I’m always on to the next thing.
My buzzer brain, my game show mentality, finished your sentences in my head before your mouth spit out the words. In the first few moments of what you were saying, I already knew where you were going, had raced ahead and sat there waiting for you to catch up. I tried desperately to not appear distracted or bored (having learned-again, the hard way- that doing so was off putting) but my tapping foot usually gave me away. There were times that the person I was listening to did actually take an unexpected direction in their remarks, but I was always tuned in enough and more than quick enough to adjust and beat them down that path as well.
I wasn’t always helpful but I was rarely confused.
I was wrong often enough, but never uncertain.
After all, it was only a game.
What I couldn’t understand, what truly confused me, was that I never felt close to anyone. In spite of all of my listening, my answers and my understanding, none of it seemed to bring you closer to me, or me to you. This included friends, family members and romantic interests. I fixed things. I solved things. I predicted things. I answered things.
What I didn’t do was to get to know you.
I named your tune but didn’t hear your music.
And I didn’t let you get to know me. I kept everything and everyone at arm’s length. Including myself.
Clever me. Unhappy me. I was playing the game well enough but I wasn’t winning in the ways that I had thought.
None of this could have been articulated at the time. It was, however, an aching feeling. Undefined but undeniable. A void. Something was hollow that should have been full.
It wasn’t my work life that suffered. I was suitably promoted and compensated because of my nimble problem solving abilities. I was fast tracked constantly, which only seemed appropriate.
What failed to appear was the emotional grand prize that I presumed would accompany the outside accomplishments. I had anticipated that my happiness would simply emerge from the pile of points I had accumulated everywhere.
In some very real way I was like that 8 year old kid in the penny arcade who was racking up hundreds of tickets paid out from the skittle ball game and feeling as if he was winning big time, only to find out at the check-out counter that it required 1,000 tickets to redeem a tiny bouncy ball, or 2 pencils or a rubber spider. There was shock, disbelief and a bit of anger.
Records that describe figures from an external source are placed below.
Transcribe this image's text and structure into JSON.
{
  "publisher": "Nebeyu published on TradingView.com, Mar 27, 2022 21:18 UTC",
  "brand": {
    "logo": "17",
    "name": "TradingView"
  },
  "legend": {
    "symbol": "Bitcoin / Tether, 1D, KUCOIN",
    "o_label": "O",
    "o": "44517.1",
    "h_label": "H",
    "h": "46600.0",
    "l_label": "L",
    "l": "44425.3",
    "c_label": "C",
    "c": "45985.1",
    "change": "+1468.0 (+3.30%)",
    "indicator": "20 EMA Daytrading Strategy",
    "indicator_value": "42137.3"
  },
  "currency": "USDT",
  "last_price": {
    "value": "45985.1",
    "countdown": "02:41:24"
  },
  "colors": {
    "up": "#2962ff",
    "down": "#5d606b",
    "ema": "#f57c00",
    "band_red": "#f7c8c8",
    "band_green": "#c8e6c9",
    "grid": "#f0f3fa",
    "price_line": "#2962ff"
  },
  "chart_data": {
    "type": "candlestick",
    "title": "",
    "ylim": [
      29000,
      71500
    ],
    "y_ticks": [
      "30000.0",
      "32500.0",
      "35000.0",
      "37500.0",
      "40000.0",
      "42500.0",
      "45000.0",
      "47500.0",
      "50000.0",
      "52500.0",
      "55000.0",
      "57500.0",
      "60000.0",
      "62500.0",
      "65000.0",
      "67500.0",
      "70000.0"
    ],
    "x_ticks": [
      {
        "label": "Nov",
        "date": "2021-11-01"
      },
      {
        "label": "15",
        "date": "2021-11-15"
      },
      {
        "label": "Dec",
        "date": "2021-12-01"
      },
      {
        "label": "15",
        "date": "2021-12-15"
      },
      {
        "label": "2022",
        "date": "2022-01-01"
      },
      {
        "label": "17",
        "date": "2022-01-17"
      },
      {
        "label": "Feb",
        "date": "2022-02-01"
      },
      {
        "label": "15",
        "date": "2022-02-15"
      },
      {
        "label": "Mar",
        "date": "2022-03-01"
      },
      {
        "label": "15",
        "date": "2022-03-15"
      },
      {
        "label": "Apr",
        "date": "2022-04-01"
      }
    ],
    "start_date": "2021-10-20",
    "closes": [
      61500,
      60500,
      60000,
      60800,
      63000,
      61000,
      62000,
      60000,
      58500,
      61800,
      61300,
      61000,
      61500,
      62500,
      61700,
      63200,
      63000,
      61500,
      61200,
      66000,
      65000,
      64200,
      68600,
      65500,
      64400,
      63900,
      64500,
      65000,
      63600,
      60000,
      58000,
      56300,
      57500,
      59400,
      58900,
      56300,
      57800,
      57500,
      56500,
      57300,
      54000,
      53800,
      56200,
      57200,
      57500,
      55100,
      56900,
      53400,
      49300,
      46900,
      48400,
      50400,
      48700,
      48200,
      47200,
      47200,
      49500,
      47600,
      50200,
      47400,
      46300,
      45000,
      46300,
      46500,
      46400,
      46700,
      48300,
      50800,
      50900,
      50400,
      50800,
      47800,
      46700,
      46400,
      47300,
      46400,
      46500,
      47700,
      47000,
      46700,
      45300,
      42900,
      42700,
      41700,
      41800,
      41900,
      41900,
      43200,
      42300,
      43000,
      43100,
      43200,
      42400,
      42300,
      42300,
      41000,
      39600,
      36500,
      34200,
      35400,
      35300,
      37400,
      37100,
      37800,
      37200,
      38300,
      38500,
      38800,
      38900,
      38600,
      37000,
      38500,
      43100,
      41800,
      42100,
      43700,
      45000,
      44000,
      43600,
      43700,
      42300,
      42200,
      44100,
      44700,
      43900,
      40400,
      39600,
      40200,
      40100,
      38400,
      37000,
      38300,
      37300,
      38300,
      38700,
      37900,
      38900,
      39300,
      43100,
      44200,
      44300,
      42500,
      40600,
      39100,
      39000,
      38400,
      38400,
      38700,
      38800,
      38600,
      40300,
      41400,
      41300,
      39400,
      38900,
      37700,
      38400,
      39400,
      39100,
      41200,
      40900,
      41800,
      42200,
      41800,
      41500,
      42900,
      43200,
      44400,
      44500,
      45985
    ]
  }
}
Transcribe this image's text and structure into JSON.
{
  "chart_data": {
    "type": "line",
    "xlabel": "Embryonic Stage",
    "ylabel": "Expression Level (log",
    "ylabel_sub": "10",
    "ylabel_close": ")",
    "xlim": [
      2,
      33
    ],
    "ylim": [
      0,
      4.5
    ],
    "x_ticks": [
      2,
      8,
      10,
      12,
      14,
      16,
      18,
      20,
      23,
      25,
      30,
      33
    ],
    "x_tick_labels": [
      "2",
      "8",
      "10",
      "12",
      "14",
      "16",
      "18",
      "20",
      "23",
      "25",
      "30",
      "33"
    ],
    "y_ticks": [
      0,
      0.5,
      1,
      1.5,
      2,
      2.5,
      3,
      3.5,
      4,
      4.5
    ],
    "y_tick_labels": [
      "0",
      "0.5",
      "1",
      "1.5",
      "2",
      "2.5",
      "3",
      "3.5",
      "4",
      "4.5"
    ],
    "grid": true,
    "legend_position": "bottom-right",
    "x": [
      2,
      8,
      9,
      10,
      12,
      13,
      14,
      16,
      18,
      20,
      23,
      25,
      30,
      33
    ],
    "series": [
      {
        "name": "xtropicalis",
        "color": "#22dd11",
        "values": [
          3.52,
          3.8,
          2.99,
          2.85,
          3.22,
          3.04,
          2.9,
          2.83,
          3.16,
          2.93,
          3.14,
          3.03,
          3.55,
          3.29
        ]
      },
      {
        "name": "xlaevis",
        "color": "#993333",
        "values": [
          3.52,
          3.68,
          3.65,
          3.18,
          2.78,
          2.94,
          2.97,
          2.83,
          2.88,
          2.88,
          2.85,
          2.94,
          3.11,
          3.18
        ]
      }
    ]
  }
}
This was unfair. This was not right. Something went very wrong. Someone should have told me.
Much later in my life, out of curiosity, I went and watched the faces of other children as they stood with their parents at one of those redemption counters. Their reactions mirrored my own. They would look into the case, recount their tickets and look up at their parents (who had some explaining, apologizing and consoling to do). Then there would be a protest (levels varied), tears (drama varied) followed by the head drop.
It was the head drop that always broke my heart.
Someone should have explained this to them. Someone should have explained that points and tickets can never be redeemed for anything of real value. Someone should have, before they ever started playing the games, explained to them what really was going on and what really mattered.
Young heads and older heads should never have to drop like that.
We all have some explaining to do.
One response
I wonder if this is a universal experience? I truly found myself all throughout this blog..you did not disappoint! How do we do this better??